Let \(\xi(t)\), \(t\geq 0\), be a homogeneous process with independent increments, \(\xi(0)=0\), and \(T=T(a,b)= \inf\{t>0: \xi(t)<-1\) or \(\xi(t) >b\}\), \(a\geq 0\), \(b>0\). Let \(\eta(t)\) be the stochastic process with delay at the lower boundary, \(\eta(t)= \xi(t)- a-\min\{- a,\inf_{s\leq t}\xi (s)\}\), and let \(\theta= \inf\{t>0: \eta(t) >b\}\). The asymptotic expansions are presented for \(\mathbb{E} T\), \(\mathbb{E}\theta\), \(\mathbb{P}\{\xi (T)>b+x\}\), and \(\mathbb{P} \{\xi (t)<- a-x\}\), as \(b\to\infty\). The results are formulated in terms of the factorization components.

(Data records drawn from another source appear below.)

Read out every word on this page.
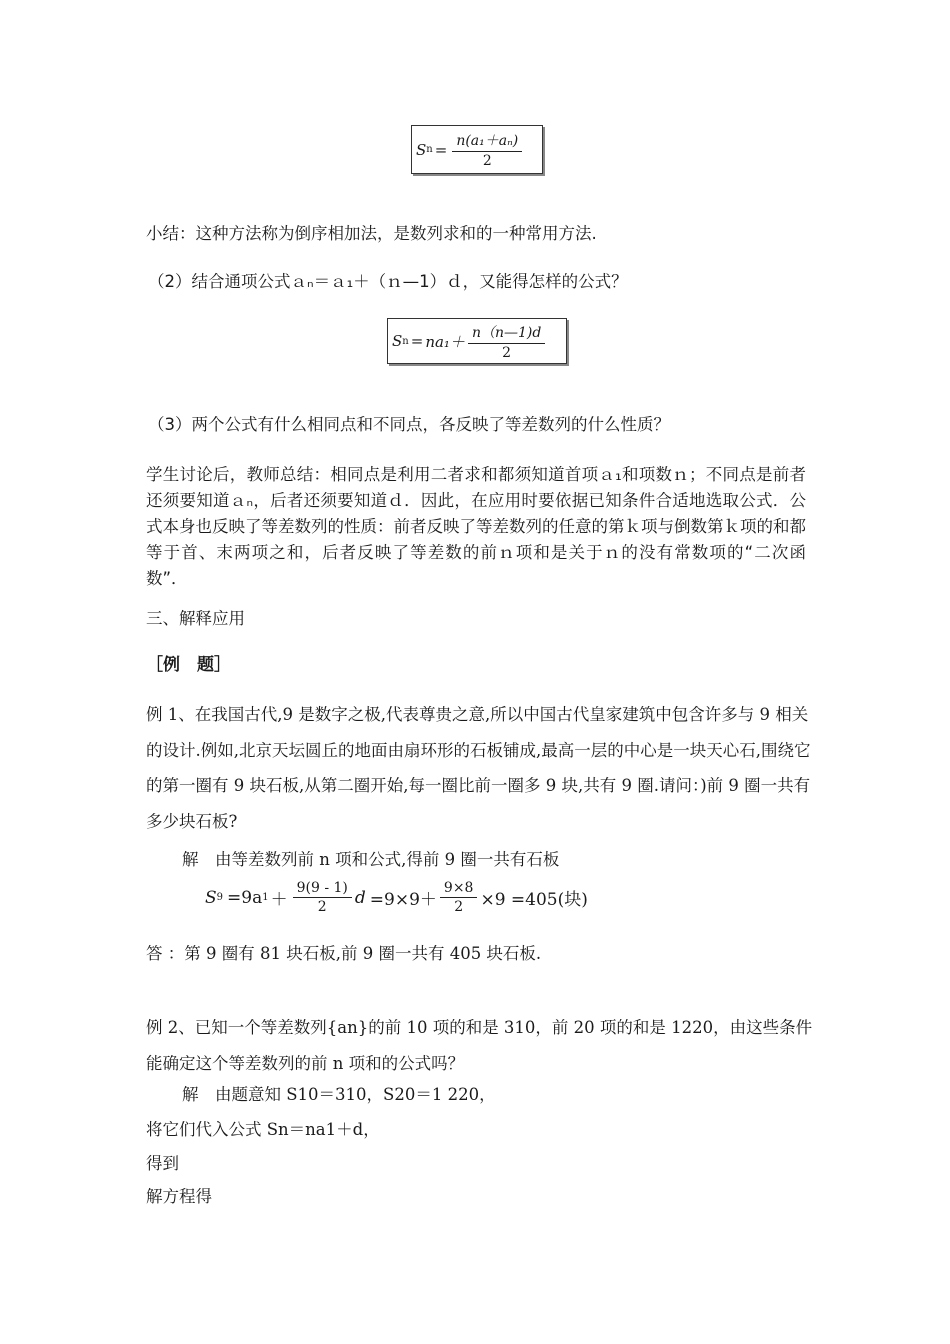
S $n = \frac{\text{n(a₁＋aₙ)}}{2}$
小结：这种方法称为倒序相加法，是数列求和的一种常用方法.
（2）结合通项公式ａₙ＝ａ₁＋（ｎ—1）ｄ，又能得怎样的公式？
S $n = na_1+ \frac{n(n—1)d}{2}$
（3）两个公式有什么相同点和不同点，各反映了等差数列的什么性质？
学生讨论后，教师总结：相同点是利用二者求和都须知道首项ａ₁和项数ｎ；不同点是前者还须要知道ａₙ，后者还须要知道ｄ．因此，在应用时要依据已知条件合适地选取公式．公式本身也反映了等差数列的性质：前者反映了等差数列的任意的第ｋ项与倒数第ｋ项的和都等于首、末两项之和，后者反映了等差数的前ｎ项和是关于ｎ的没有常数项的“二次函数”．
三、解释应用
［例　题］
例 1、在我国古代,9 是数字之极,代表尊贵之意,所以中国古代皇家建筑中包含许多与 9 相关的设计.例如,北京天坛圆丘的地面由扇环形的石板铺成,最高一层的中心是一块天心石,围绕它的第一圈有 9 块石板,从第二圈开始,每一圈比前一圈多 9 块,共有 9 圈.请问：)前 9 圈一共有多少块石板?
解　由等差数列前 n 项和公式,得前 9 圈一共有石板
S 9 =9a $1 + \frac{9(9 - 1)}{2}$ $d =9\times 9+ \frac{9\times 8}{2} \times 9 =405$(块)
答 ：第 9 圈有 81 块石板,前 9 圈一共有 405 块石板.
例 2、已知一个等差数列{an}的前 10 项的和是 310，前 20 项的和是 1220，由这些条件能确定这个等差数列的前 n 项和的公式吗？
解　由题意知 S10＝310，S20＝1 220，
将它们代入公式 Sn＝na1＋d，
得到
解方程得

For related results, see the articles by \textit{V. I. Lotov} [Theory Probab. Appl. 36, No. 1, 165-170 (1991); translation from Teor. Veroyatn. Primen. 36, No. 1, 160-165 (1991; Zbl 0729.60067) and Sib. Math. J. 32, No. 4, 588-591 (1991); translation from Sib. Mat. Zh. 32, No. 4(188), 61-65 (1991; Zbl 0739.60037)].